The Federal Government is committed to subsidising premiums, and claims to contain the cost of professional indemnity insurance. That commitment already totals hundreds of million of dollars, not even counting the tax deductibility of premiums. It is likely to rise as increased premiums spread among high-risk specialities.
Yet it seems it is not enough. Some doctors usually, but not exclusively, those earning high incomes still face annual premiums approaching $100,000. And they still worry they might not be adequately covered for damages claims years, even decades, ahead. Of Australia's 700 obstetricians, 45 quit in 2001. This is about double the number expected, given the usual rate of retirement. Experienced doctors are reportedly leaving other high-risk specialties such as neurosurgery. Young doctors are wary of entering them. This bodes ill for speciality areas where high degrees of skill and experience are essential. It is also an unhappy situation for people in rural and remote areas of Australia who are the first to suffer when services dwindle.
The solution to this imbroglio, which has been coming for more than a decade, is complex. It involves rationalising insurance arrangements, ensuring better governance of insurance companies, improving hospital standards, raising clinical standards and lifting communication skills of doctors. (After all, most people who sue do so to find out what happened, not to seek money.) But most important, it involves changes to the compensation regime.
At present, whether those suffering serious injuries receive compensation or not depends more on luck than on logic. Some receive closely capped payments through state compensation schemes. Some get nothing, relying on family, friends and community. A few win multimillion-dollar payouts through courts payouts which raise premiums and distort perceptions. It is only these people who make the news. There is a need for a fairer system.
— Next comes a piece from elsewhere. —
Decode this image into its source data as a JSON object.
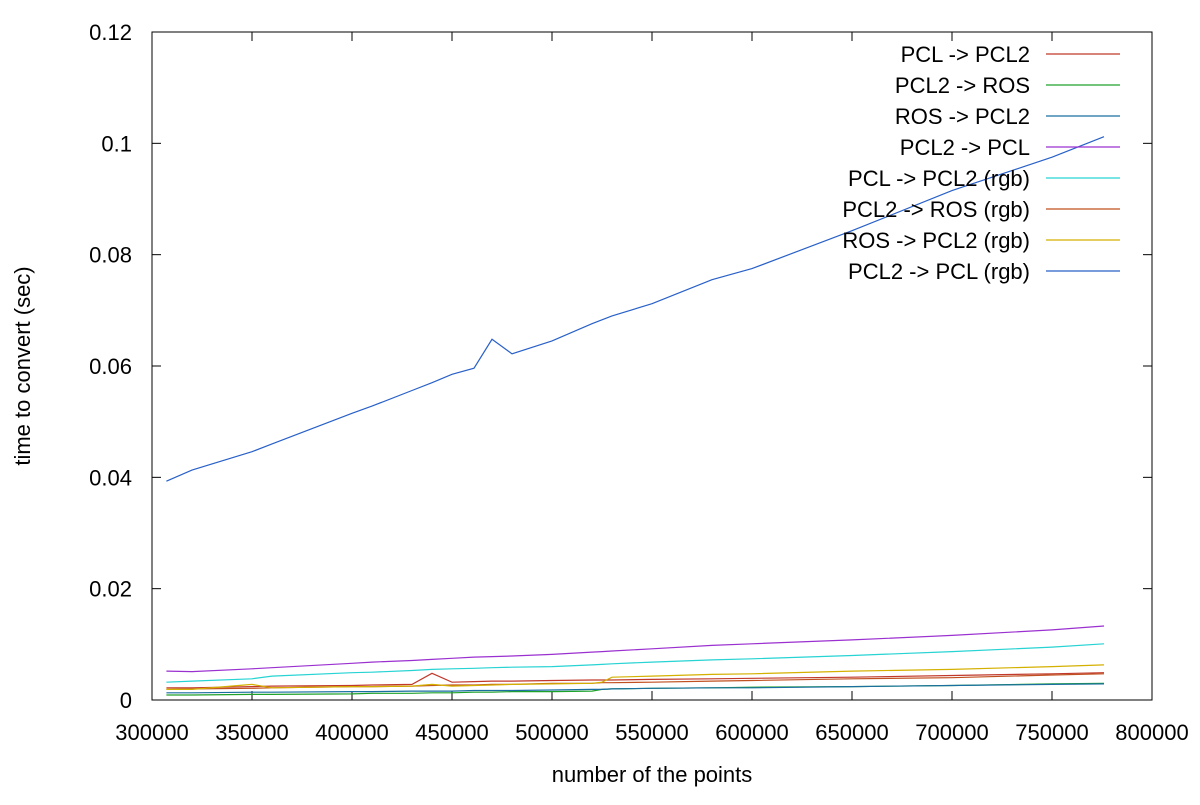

Most of the catastrophically injured are not victims of medical negligence, which accounts for just 11 per cent of such cases, but rather of traffic accidents and other misfortunes. There is a strong humanitarian argument for a no-fault scheme to care for them. The NSW Government supports such a scheme, as do doctors. The Australian Medical Association wants taxpayer funding, arguing it would lead to a drop in doctors' indemnity premiums. Perhaps, though it might as easily mean higher profits for insurers. How such a no-fault scheme should be funded is certainly a matter for debate, but the principle is not.